Ela tornou a sorrir, olhando os próprios pulsos.
— Eu também não. Faz uns cinco anos que deixei de usar.
Achava neurotizante demais, nunca conseguia ficar num lugar muito tempo, sempre querendo saber se era muito tarde.
Ele fez um movimento para a frente com o tronco, estendeu o braço para bater a cinza do cigarro. Ela se adiantou e empurrou o cinzeiro.
Depois sentou-se à frente dele.
— Agora peguei uma certa prática — continuou. — Esteja onde estiver, seja que hora for, sou sempre capaz de adivinhar. Quer ver?
Ele fez que sim com a cabeça, querendo achar divertido. Grave, ela fechou os olhos, fingindo concentração.
— Meia-noite e vinte.
— Pode ser — ele disse. — Não tem como confirmar?
— Só ligando o rádio.
Ele pensou que ela fosse levantar para apanhar o rádio (devia haver um, provavelmente de pilhas). Mas ela não se moveu.
— Eu tinha vontade de ter um daqueles rádios com relógio junto, você conhece?
Ele fez que não com a cabeça.
— É assim: você coloca o despertador para uma determinada hora e escolhe uma rádio. Aí, na hora que você escolheu, em vez de o despertador fazer trrrrrriiiiiimmmm!, o rádio liga automaticamente e começa a tocar música.
— Deve ser bom.
— É maravilhoso. Mas pode coincidir justamente com uma propaganda, aí não é tão bom assim. Mas acho que tem umas rádios que só tocam música, não é?
— Não sei. Nunca ouço rádio.
— Eu também não. Queria um desses — repetiu. — Mas é tão caro. Acho que é coisa importada. Japonesa, americana. Aqui não tem disso.
— Suspirou. — Bebe alguma coisa?
— O quê?
— Perguntei se você bebe alguma coisa.
— Pensei que você ainda estivesse falando do rádio.
— Não estou falando mais disso — ela tornou a sorrir, distraída.
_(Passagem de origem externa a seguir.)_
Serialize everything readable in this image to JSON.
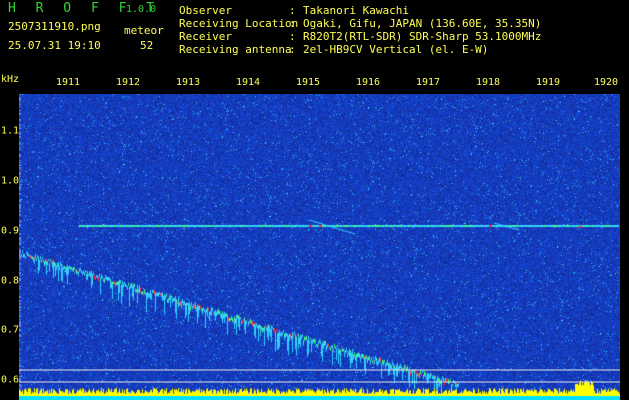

— Agora estou falando de bebidas. Tenho conhaque, uísque e cachaça. Devia ter vinho, com esse frio. Você não acha que eu devia ter vinho?
— Não sei. Talvez.
— Pois é, mas não tenho. — De repente a voz soou meio seca.
— O que você prefere?
— Conhaque — ele disse. E ficou olhando enquanto ela se levantava para ir à cozinha. Tinha movimentos mansos, o cabelo escuro um pouco desalinhado, usava um vestido comprido, de uma fazenda que ele imaginou quente e macia. Olhou em volta, rápido, como se não quisesse ser apanhado de surpresa. Não havia quase nada para olhar. O sofá, as poltronas, a mesinha (tampo branco de fórmica, pernas de madeira), as cortinas, a porta para a cozinha, a porta para o corredor e a porta para dentro. Quando voltou a cabeça, ela estava novamente à sua frente, com os dois copos de conhaque. Ele bebeu.
— Está ótimo — disse.
— Esquenta um pouco, não é?
— Esquenta.
— Você está com frio? — Ele ia dizer que não, que já não estava, mas ela não prestou atenção. — Estava olhando pela janela antes de você chegar e imaginando o frio que deve estar lá fora. As ruas estão vazias, não estão?
— Estão.
— E deve haver uma pequena camada de gelo em cima dos automóveis estacionados, não é?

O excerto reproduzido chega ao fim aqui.